Carolin Kebekus bringt mit ‚SHESUS‘ Humor und Haltung ins Fernsehen

O himmlisches Vergnügen! Die Stand-up-Show „SHESUS“ von Carolin Kebekus landet ab dem 25. Februar 2026 digital in der ARD Mediathek und läuft am 28. Februar 2026 um 23:35 Uhr im Ersten.

heute 11:10 Uhr | 1 mal gelesen

Wenn Carolin Kebekus die Bühne betritt, bleibt selten ein Auge trocken – und mit ihrem neuen Solo-Programm „SHESUS“ macht sie diesmal auch nicht halt vor großen Themen: Mutterschaft, weibliche Rollenklischees und die täglichen Absurditäten, denen Frauen begegnen. Wie ein quirliger Wirbelwind wirbelt sie durch absurde Anekdoten, bissiges Social-Media-Bashing und pointierte Kritik am Bild der perfekten Mutter. Besonders bemerkenswert ist, wie Kebekus persönliche Erfahrungen mit gesellschaftlichen Erwartungen und Doppelmoral verknüpft, ohne die Leichtigkeit zu verlieren. Sie nimmt ihre Zuschauer mit auf eine Reise durch Lachen, Nachdenken und – manchmal – leichten Fremdscham. So ganz nebenbei gibt’s Seitenhiebe auf religiöse Befindlichkeiten; Kebekus spielt mit dem „Shesus“-Wortwitz, als würde sie mit den Engeln im Himmel SMS schreiben.

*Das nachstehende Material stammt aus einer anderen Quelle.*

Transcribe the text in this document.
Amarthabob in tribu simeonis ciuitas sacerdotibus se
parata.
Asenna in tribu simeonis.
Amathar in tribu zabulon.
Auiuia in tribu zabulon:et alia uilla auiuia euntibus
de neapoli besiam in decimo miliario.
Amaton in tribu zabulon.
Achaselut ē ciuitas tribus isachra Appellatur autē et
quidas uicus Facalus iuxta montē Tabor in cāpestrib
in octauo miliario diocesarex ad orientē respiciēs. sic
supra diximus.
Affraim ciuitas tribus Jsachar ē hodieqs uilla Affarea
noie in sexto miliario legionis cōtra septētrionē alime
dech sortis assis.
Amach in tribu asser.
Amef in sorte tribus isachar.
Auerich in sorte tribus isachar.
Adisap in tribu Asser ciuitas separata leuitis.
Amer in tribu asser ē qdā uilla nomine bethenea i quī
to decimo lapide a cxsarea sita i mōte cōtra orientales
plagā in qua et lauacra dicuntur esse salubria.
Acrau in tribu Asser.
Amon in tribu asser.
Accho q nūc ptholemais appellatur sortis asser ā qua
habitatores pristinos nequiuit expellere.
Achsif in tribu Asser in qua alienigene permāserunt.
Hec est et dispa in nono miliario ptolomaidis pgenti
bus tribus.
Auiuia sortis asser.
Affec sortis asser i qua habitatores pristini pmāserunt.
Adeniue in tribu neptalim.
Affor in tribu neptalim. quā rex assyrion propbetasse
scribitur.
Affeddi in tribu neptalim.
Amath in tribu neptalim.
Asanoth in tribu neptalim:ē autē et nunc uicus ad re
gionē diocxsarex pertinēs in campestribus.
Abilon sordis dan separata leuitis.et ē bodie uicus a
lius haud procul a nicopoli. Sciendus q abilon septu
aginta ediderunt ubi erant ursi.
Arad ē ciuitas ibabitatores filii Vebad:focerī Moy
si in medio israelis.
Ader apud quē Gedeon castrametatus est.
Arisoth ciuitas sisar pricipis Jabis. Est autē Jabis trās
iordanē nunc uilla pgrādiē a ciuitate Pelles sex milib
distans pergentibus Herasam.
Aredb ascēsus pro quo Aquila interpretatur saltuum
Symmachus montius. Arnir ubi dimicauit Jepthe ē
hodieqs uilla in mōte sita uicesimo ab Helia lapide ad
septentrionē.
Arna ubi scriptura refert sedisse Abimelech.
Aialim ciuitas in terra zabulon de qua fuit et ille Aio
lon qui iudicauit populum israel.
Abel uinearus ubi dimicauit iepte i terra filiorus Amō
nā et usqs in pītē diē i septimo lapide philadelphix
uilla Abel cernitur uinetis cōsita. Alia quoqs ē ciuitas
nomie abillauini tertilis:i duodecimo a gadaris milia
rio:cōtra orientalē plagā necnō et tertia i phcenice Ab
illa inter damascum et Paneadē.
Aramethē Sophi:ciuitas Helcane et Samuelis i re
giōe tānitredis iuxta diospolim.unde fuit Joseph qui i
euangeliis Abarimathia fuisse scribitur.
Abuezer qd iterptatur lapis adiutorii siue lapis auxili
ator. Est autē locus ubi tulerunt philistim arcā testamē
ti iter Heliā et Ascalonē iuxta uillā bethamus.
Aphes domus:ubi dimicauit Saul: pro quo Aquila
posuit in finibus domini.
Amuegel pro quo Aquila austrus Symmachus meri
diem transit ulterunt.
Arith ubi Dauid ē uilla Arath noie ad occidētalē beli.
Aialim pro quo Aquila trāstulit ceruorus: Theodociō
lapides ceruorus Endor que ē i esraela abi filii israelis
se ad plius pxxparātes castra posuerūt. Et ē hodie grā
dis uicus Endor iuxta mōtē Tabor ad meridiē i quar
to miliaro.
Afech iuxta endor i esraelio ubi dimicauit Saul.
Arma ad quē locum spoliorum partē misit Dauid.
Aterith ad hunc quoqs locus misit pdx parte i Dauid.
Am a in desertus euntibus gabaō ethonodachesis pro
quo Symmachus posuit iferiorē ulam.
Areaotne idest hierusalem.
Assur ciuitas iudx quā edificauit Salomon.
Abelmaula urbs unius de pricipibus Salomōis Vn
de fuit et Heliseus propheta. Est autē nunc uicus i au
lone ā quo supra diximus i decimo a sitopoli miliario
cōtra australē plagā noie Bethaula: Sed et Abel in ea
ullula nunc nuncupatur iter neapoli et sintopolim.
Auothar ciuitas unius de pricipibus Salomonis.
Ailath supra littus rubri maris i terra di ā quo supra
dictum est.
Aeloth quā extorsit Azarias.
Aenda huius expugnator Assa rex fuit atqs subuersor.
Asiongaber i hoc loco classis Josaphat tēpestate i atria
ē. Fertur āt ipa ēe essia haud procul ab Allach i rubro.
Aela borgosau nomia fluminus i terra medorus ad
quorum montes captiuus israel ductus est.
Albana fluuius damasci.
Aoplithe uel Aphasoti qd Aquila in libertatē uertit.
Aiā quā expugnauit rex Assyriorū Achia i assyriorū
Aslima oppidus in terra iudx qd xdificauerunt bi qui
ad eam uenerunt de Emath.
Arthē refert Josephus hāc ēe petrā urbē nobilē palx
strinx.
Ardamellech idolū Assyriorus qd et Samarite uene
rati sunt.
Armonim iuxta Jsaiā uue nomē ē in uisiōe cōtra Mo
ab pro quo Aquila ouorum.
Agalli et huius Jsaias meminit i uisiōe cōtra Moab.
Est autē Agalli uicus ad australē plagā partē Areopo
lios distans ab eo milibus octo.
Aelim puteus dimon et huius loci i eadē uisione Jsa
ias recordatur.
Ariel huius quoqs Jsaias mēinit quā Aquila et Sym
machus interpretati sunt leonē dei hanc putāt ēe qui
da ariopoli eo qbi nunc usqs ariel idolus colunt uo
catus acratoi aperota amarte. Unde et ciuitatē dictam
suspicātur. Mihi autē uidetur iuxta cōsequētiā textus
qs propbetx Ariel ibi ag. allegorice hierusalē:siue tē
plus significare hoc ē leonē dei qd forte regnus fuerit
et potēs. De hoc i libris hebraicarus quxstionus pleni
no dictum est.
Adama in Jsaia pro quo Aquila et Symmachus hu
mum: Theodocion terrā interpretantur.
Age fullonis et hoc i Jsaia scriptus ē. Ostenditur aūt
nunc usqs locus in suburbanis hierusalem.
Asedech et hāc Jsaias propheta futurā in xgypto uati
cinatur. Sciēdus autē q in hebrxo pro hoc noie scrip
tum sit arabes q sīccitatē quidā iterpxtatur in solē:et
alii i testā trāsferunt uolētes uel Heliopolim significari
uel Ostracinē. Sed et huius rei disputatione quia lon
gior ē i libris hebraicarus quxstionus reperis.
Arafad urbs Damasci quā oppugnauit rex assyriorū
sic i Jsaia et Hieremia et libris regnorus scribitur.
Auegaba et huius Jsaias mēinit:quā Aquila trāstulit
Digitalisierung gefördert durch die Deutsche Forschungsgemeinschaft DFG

Ihre TV-Partnerschaft mit der ARD ist ohnehin etabliert: Nicht nur in ihrer eigenen Sendung, sondern auch mit Aktionen wie ‚#Kinderstören‘ zeigt Kebekus immer wieder Mut, gesellschaftsrelevante Themen humorvoll und doch scharf anzugehen. Hinter den Kulissen werkeln für diese Produktion die btf GmbH und die Unterhaltungsflotte TV GmbH gemeinsam, und für die Redaktion trägt diesmal Leona Frommelt die Verantwortung. Termine zum Vormerken: Online ab 25. Februar, TV-Premiere am 28. Februar, Folge-Ausstrahlung im WDR am 7. März. Wer sich schon vorher einen Eindruck verschaffen möchte, kann über die bekannten Pressestellen für Journalistinnen und Journalisten schon jetzt einen Blick riskieren.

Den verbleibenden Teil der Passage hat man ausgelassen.